Using DataFrame apply in a loop

Hello there,
I am quite new to dask and have a question on using apply on a dask dataframe. I found the following code does not give the expected result:

import pandas as pd
import dask.dataframe as dd

numbers = range(0,4)
ddf = dd.from_pandas(pd.DataFrame({'x': [0,1,2,3]}), npartitions=1)
for i in numbers:
    ddf[str(i)] = ddf.x.apply(lambda x: x if x == i else 99, meta=(str(i), 'int64'))

This gives as answer on compute() this:

	x	0	1	2	3
0	0	99	99	99	99
1	1	99	99	99	99
2	2	99	99	99	99
3	3	3	3	3	3

However, if I do this outside of a loop, like so:

ddf[str(0)] = ddf.x.apply(lambda x: x if x == numbers[0] else 99, meta=(str(0), 'int64'))
ddf[str(1)] = ddf.x.apply(lambda x: x if x == numbers[1] else 99, meta=(str(1), 'int64'))
ddf[str(2)] = ddf.x.apply(lambda x: x if x == numbers[2] else 99, meta=(str(2), 'int64'))
ddf[str(3)] = ddf.x.apply(lambda x: x if x == numbers[3] else 99, meta=(str(3), 'int64'))

This gives the answer I would expect when doing ddf.compute():

x	0	1	2	3
0	0	0	99	99	99
1	1	99	1	99	99
2	2	99	99	2	99
3	3	99	99	99	3

Interestingly, if I do the same using a pure pandas dataframe, I do not have this issues:

pdf = pd.DataFrame({'x': [0,1,2,3]})
for i in range(0,4):
    pdf[str(i)] = pdf.x.apply(lambda x: x if x == i else 99)

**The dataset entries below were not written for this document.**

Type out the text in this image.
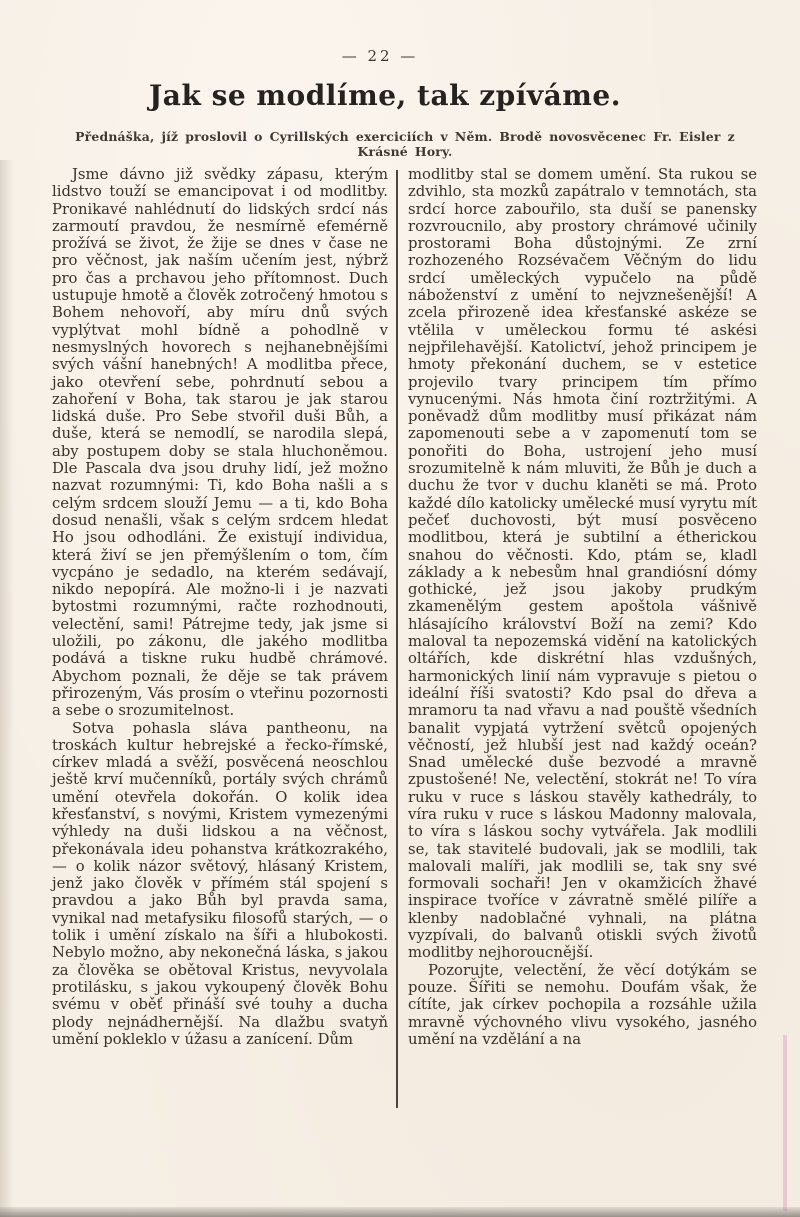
— 22 —
Jak se modlíme, tak zpíváme.
Přednáška, jíž proslovil o Cyrillských exerciciích v Něm. Brodě novosvěcenec Fr. Eisler z Krásné Hory.

Jsme dávno již svědky zápasu, kterým lidstvo touží se emancipovat i od modlitby. Pronikavé nahlédnutí do lidských srdcí nás zarmoutí pravdou, že nesmírně efemérně prožívá se život, že žije se dnes v čase ne pro věčnost, jak naším učením jest, nýbrž pro čas a prchavou jeho přítomnost. Duch ustupuje hmotě a člověk zotročený hmotou s Bohem nehovoří, aby míru dnů svých vyplýtvat mohl bídně a pohodlně v nesmyslných hovorech s nejhanebnějšími svých vášní hanebných! A modlitba přece, jako otevření sebe, pohrdnutí sebou a zahoření v Boha, tak starou je jak starou lidská duše. Pro Sebe stvořil duši Bůh, a duše, která se nemodlí, se narodila slepá, aby postupem doby se stala hluchoněmou. Dle Pascala dva jsou druhy lidí, jež možno nazvat rozumnými: Ti, kdo Boha našli a s celým srdcem slouží Jemu — a ti, kdo Boha dosud nenašli, však s celým srdcem hledat Ho jsou odhodláni. Že existují individua, která živí se jen přemýšlením o tom, čím vycpáno je sedadlo, na kterém sedávají, nikdo nepopírá. Ale možno-li i je nazvati bytostmi rozumnými, račte rozhodnouti, velectění, sami! Pátrejme tedy, jak jsme si uložili, po zákonu, dle jakého modlitba podává a tiskne ruku hudbě chrámové. Abychom poznali, že děje se tak právem přirozeným, Vás prosím o vteřinu pozornosti a sebe o srozumitelnost.

Sotva pohasla sláva pantheonu, na troskách kultur hebrejské a řecko-římské, církev mladá a svěží, posvěcená neoschlou ještě krví mučenníků, portály svých chrámů umění otevřela dokořán. O kolik idea křesťanství, s novými, Kristem vymezenými výhledy na duši lidskou a na věčnost, překonávala ideu pohanstva krátkozrakého, — o kolik názor světový, hlásaný Kristem, jenž jako člověk v přímém stál spojení s pravdou a jako Bůh byl pravda sama, vynikal nad metafysiku filosofů starých, — o tolik i umění získalo na šíři a hlubokosti. Nebylo možno, aby nekonečná láska, s jakou za člověka se obětoval Kristus, nevyvolala protilásku, s jakou vykoupený člověk Bohu svému v oběť přináší své touhy a ducha plody nejnádhernější. Na dlažbu svatyň umění pokleklo v úžasu a zanícení. Dům

modlitby stal se domem umění. Sta rukou se zdvihlo, sta mozků zapátralo v temnotách, sta srdcí horce zabouřilo, sta duší se panensky rozvroucnilo, aby prostory chrámové učinily prostorami Boha důstojnými. Ze zrní rozhozeného Rozsévačem Věčným do lidu srdcí uměleckých vypučelo na půdě náboženství z umění to nejvznešenější! A zcela přirozeně idea křesťanské askéze se vtělila v uměleckou formu té askési nejpřilehavější. Katolictví, jehož principem je hmoty překonání duchem, se v estetice projevilo tvary principem tím přímo vynucenými. Nás hmota činí roztržitými. A poněvadž dům modlitby musí přikázat nám zapomenouti sebe a v zapomenutí tom se ponořiti do Boha, ustrojení jeho musí srozumitelně k nám mluviti, že Bůh je duch a duchu že tvor v duchu klaněti se má. Proto každé dílo katolicky umělecké musí vyrytu mít pečeť duchovosti, být musí posvěceno modlitbou, která je subtilní a étherickou snahou do věčnosti. Kdo, ptám se, kladl základy a k nebesům hnal grandiósní dómy gothické, jež jsou jakoby prudkým zkamenělým gestem apoštola vášnivě hlásajícího království Boží na zemi? Kdo maloval ta nepozemská vidění na katolických oltářích, kde diskrétní hlas vzdušných, harmonických linií nám vypravuje s pietou o ideální říši svatosti? Kdo psal do dřeva a mramoru ta nad vřavu a nad pouště všedních banalit vypjatá vytržení světců opojených věčností, jež hlubší jest nad každý oceán? Snad umělecké duše bezvodé a mravně zpustošené! Ne, velectění, stokrát ne! To víra ruku v ruce s láskou stavěly kathedrály, to víra ruku v ruce s láskou Madonny malovala, to víra s láskou sochy vytvářela. Jak modlili se, tak stavitelé budovali, jak se modlili, tak malovali malíři, jak modlili se, tak sny své formovali sochaři! Jen v okamžicích žhavé inspirace tvoříce v závratně smělé pilíře a klenby nadoblačné vyhnali, na plátna vyzpívali, do balvanů otiskli svých životů modlitby nejhoroucnější.

Pozorujte, velectění, že věcí dotýkám se pouze. Šířiti se nemohu. Doufám však, že cítíte, jak církev pochopila a rozsáhle užila mravně výchovného vlivu vysokého, jasného umění na vzdělání a na
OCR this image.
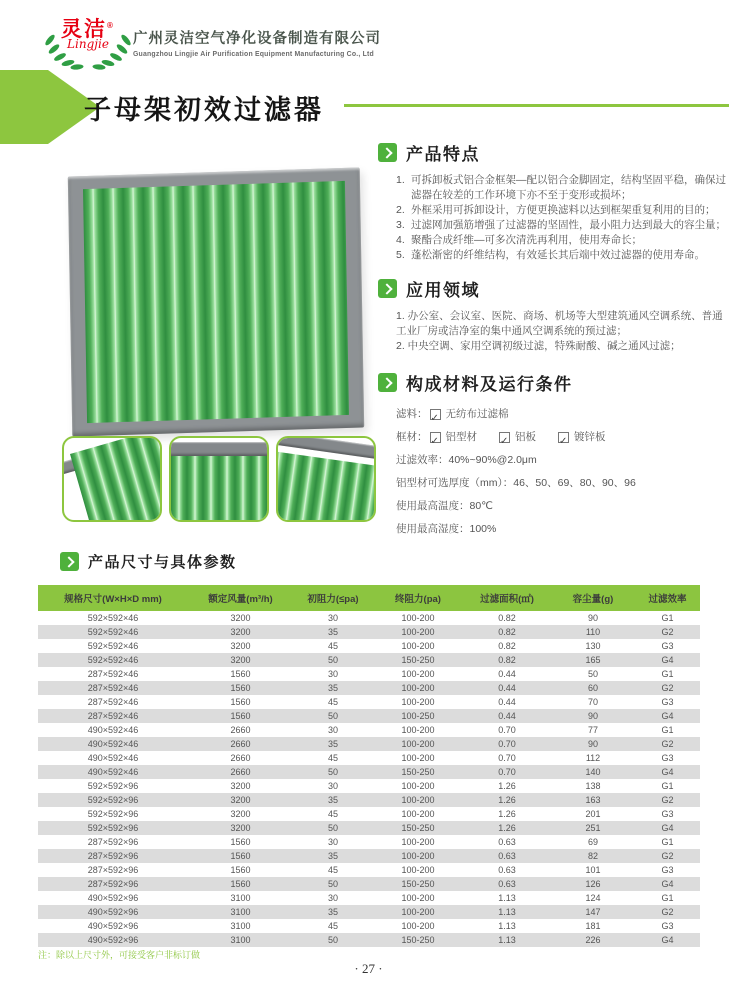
灵洁®
Lingjie	广州灵洁空气净化设备制造有限公司
Guangzhou Lingjie Air Purification Equipment Manufacturing Co., Ltd
子母架初效过滤器
产品特点
1. 可拆卸板式铝合金框架—配以铝合金脚固定，结构坚固平稳，确保过滤器在较差的工作环境下亦不至于变形或损坏；
2. 外框采用可拆卸设计，方便更换滤料以达到框架重复利用的目的；
3. 过滤网加强筋增强了过滤器的坚固性，最小阻力达到最大的容尘量；
4. 聚酯合成纤维—可多次清洗再利用，使用寿命长；
5. 蓬松渐密的纤维结构，有效延长其后端中效过滤器的使用寿命。
应用领域
1. 办公室、会议室、医院、商场、机场等大型建筑通风空调系统、普通工业厂房或洁净室的集中通风空调系统的预过滤；
2. 中央空调、家用空调初级过滤，特殊耐酸、碱之通风过滤；
构成材料及运行条件
滤料： ✓ 无纺布过滤棉
框材： ✓ 铝型材 ✓	铝板 ✓	镀锌板
过滤效率： 40%~90%@2.0μm
铝型材可选厚度（mm）： 46、50、69、80、90、96
使用最高温度： 80℃
使用最高湿度： 100%
产品尺寸与具体参数
规格尺寸(W×H×D mm)	额定风量(m³/h)	初阻力(≤pa)	终阻力(pa)	过滤面积(㎡)	容尘量(g)	过滤效率
592×592×46	3200	30	100-200	0.82	90	G1
592×592×46	3200	35	100-200	0.82	110	G2
592×592×46	3200	45	100-200	0.82	130	G3
592×592×46	3200	50	150-250	0.82	165	G4
287×592×46	1560	30	100-200	0.44	50	G1
287×592×46	1560	35	100-200	0.44	60	G2
287×592×46	1560	45	100-200	0.44	70	G3
287×592×46	1560	50	100-250	0.44	90	G4
490×592×46	2660	30	100-200	0.70	77	G1
490×592×46	2660	35	100-200	0.70	90	G2
490×592×46	2660	45	100-200	0.70	112	G3
490×592×46	2660	50	150-250	0.70	140	G4
592×592×96	3200	30	100-200	1.26	138	G1
592×592×96	3200	35	100-200	1.26	163	G2
592×592×96	3200	45	100-200	1.26	201	G3
592×592×96	3200	50	150-250	1.26	251	G4
287×592×96	1560	30	100-200	0.63	69	G1
287×592×96	1560	35	100-200	0.63	82	G2
287×592×96	1560	45	100-200	0.63	101	G3
287×592×96	1560	50	150-250	0.63	126	G4
490×592×96	3100	30	100-200	1.13	124	G1
490×592×96	3100	35	100-200	1.13	147	G2
490×592×96	3100	45	100-200	1.13	181	G3
490×592×96	3100	50	150-250	1.13	226	G4
注：除以上尺寸外，可接受客户非标订做
· 27 ·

gives the expected result and pdf at the end is

x	0	1	2	3
0	0	0	99	99	99
1	1	99	1	99	99
2	2	99	99	2	99
3	3	99	99	99	3

Can anyone explain to me what is going on here? To be clear, this example is a minimal example I made, the actual situation in my code is more complex so I can not avoid using apply and simply use column assignment.
I feel that I am missing something fundamental here about how dask does lazy evaluations or something similar. Any help/explanations would be very much appreciated indeed!

2 Likes

@Ole Welcome to Discourse!

This is to be expected. Dask is computed lazily – it only creates the “task graph” or the logic of your computation during the for-loop. When the column values are calculated (at the very end after the for loop, when you call compute), the value of i is 3, and this value is used to calculate each column. That’s why all the columns 0 to 3 look alike.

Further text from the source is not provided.